|See the little paper people in this pic? Yeah, I still have those...|
Day 13: First miniature(s) you used for D&D.
As a kid, we didn't really use minis. One, we were poor, so buying a horde of minis was sorta out of the question. Two, we believed our imaginations were enough. If and when we needed a more visual representation of a battle, we would draw up a quick sketch of the situation.
As a matter of fact, I have really only experienced the use of minis for RPGs in the last few years, since I came off my last great roleplaying hiatus. I decided to try minis this time around, just to see what all the hubbub was about.

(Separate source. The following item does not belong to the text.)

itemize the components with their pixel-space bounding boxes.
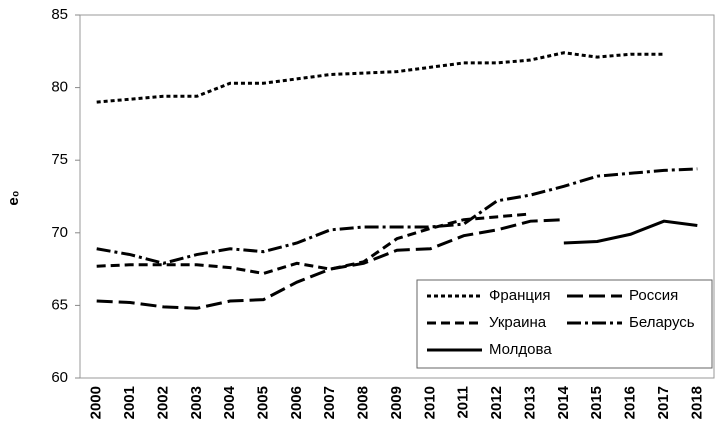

I think minis are fine, and I did appreciate having the visual representation of combat. It puts less strain on the old brain, and it makes combats more interesting from a tactical standpoint. HOWEVER...that ability to make combat more detailed also has the effect of dragging out combat, I've found. Because players suddenly want to analyze the "board" like WWII generals, you know?
The reason for me using the pic of D&D Black Box for this post? Because I have a mishmash collection of minis right now, and that collection includes a bunch of paper minis from the old Black Box, along with some more modern paper minis I printed out from The Fantasy Trip website. I also have a small gathering of WotC's plastic minis, as well as some red beads that can serve as a horde of one type of creature as needed. So, my minis are nothing fancy, and I'm fine with that.
Oh, I also use "the paper sketch method" these days, and in addition I picked up a small dry erase board to sketch on as well. Those work just fine when I don't feel like bothering with the minis.
When I come back to the gaming table in the future, I'll consider using minis again. But I don't think they'll ever trump the use of pure imagination.